Por fim, misturados todos os ingredientes nas quantidades intuídas,
o bolo, polvilhado
com uma última capa de farinha, rotundo, alvo e sensual como nádega
de mulher, foi acomodado a um lado por Dona Rosália, coberto com
panos e um cobertor, para manter a tepidez necessária para a massa
levedar. Por baixo da masseira, uma braseira acesa.
A
irmã de Vanda e o marido só chegaram depois de almoço. Roberto
gostava deles, por razões diversas: Miguel era um companheirão,
sempre disponível para uma piada picante; Cláudia, um doce.
Ao
fim da tarde, com a massa das filhós quase a transbordar da
masseira, reuniram-se todos na cozinha velha ― um espaço que
mantinha uma lareira antiga
semicoberta por uma chaminé de grande tiragem. Na pedra do lar,
vários cavacos acesos a aquecer uma caldeira de cobre, meia de óleo,
sobre uma trempe.
Curioso
por experimentar,
Roberto ofereceu-se para tender as filhós. Sentado num banquinho
baixo perto da caldeira, com uma tábua de cozinha sobre os joelhos,
separava um punhado de massa, de um alguidar para onde tinha sido
transferida, rolava-o nas mãos a formar uma bola e esticava-o com os
dedos sobre a tábua até conseguir obter um círculo de uma grossura
uniforme de um dedo e um palmo de largura. Então, com uma carretilha em ziguezague, como era tradição, aplicava ao interior uns cortes, para uma fritura eficaz, e largava a filhó suavemente no óleo fervente. Do outro lado do alguidar, a cunhada também tendia. Miguel
com um espeto geria a fritura e tirava do óleo as filhós já
fritas. Vanda distribuía-as por cestinhos e caixas, enquanto Dona
Rosália as polvilhava com açúcar e mantinha as crianças longe do
lume e do óleo quente, deixando-as também pôr o açúcar. O Senhor
José, o patriarca, ia administrando o fluxo de lenha, para manter
uma chama contínua, mas não excessiva.
O
primeiro contacto de Roberto com a massa foi de surpresa. Não estava
habituado àquela deliquescência oleosa e a sensação de mãos
sujas retraiu-o. A maleabilidade sugestiva foi a primeira sensação
estimulante. Depois, a textura e a densidade carnais tomaram conta
dos seus sentidos. A massa macia e moldável transmitia às
terminações nervosas das suas mãos sensações de grande carga
sensual. A ilusão de tocar e manipular partes de um corpo feminino
era muito real e perturbadora. Como bola, a massa dava a ilusão de
seio, macio e deformável; como superfície, lembrava pescoço,
barriga, interior de coxa.

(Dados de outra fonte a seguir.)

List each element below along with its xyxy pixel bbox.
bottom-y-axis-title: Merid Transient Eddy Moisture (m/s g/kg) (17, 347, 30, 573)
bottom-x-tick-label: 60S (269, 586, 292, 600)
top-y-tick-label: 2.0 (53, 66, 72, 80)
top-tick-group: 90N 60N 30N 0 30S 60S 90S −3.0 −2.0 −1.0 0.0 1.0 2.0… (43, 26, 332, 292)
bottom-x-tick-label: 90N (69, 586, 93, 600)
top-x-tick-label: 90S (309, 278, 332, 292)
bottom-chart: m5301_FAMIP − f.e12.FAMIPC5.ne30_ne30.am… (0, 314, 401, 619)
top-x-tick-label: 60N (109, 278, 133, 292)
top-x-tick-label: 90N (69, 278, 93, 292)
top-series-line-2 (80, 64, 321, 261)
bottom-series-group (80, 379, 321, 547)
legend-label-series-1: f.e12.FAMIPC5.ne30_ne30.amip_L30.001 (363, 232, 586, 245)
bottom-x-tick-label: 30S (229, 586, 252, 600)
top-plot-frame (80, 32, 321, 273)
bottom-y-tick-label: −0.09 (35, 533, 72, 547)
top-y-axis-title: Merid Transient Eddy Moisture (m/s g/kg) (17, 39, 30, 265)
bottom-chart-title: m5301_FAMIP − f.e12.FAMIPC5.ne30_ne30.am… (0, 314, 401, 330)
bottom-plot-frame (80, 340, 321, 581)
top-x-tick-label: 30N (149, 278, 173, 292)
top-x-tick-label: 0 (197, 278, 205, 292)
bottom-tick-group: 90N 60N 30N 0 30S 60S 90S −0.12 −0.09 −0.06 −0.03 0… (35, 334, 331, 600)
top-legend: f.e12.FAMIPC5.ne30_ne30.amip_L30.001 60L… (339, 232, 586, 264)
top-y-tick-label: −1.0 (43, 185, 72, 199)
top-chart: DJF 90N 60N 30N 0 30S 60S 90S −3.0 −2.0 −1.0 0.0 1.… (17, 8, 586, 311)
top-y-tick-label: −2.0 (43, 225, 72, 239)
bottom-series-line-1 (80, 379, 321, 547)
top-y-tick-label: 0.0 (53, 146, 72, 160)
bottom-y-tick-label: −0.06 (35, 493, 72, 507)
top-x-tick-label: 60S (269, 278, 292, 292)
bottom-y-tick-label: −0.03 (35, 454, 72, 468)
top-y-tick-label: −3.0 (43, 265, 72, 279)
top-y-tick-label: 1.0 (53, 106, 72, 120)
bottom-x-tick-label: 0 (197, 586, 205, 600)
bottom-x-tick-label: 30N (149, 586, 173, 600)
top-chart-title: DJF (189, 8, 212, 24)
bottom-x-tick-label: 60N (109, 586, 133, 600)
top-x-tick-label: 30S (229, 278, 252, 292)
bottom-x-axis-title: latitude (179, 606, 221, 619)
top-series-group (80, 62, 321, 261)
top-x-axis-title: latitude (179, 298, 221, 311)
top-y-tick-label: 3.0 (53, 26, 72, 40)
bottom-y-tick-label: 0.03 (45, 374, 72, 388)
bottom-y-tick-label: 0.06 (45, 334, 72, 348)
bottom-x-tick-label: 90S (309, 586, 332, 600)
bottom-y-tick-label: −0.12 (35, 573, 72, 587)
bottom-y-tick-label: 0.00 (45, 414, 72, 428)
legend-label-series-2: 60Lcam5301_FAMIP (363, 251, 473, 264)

Os sentidos sabiam-se enganados, mas
rejubilavam, contentes
e subconscientes.
Enquanto
manipulava a bola de massa entre as mãos, permitiu-se imaginar que
metia as mãos por dentro das roupas da cunhada, ali mesmo ao lado, e
tocava, agarrava, apertava-lhe os seios, fiado na incapacidade de ela
e os circunstantes lerem o pensamento. Esta impunidade furtiva
acrescentava um patamar de excitação ao seu desatino. Alguma coisa
no seu corpo se inteiriçou. Felizmente, a tábua de estender as
filhós protegia-o de maiores embaraços.
As
pessoas não conseguem ler os pensamentos umas das outras, mas estão
muito habituadas a ler os pequenos sinais da linguagem corporal.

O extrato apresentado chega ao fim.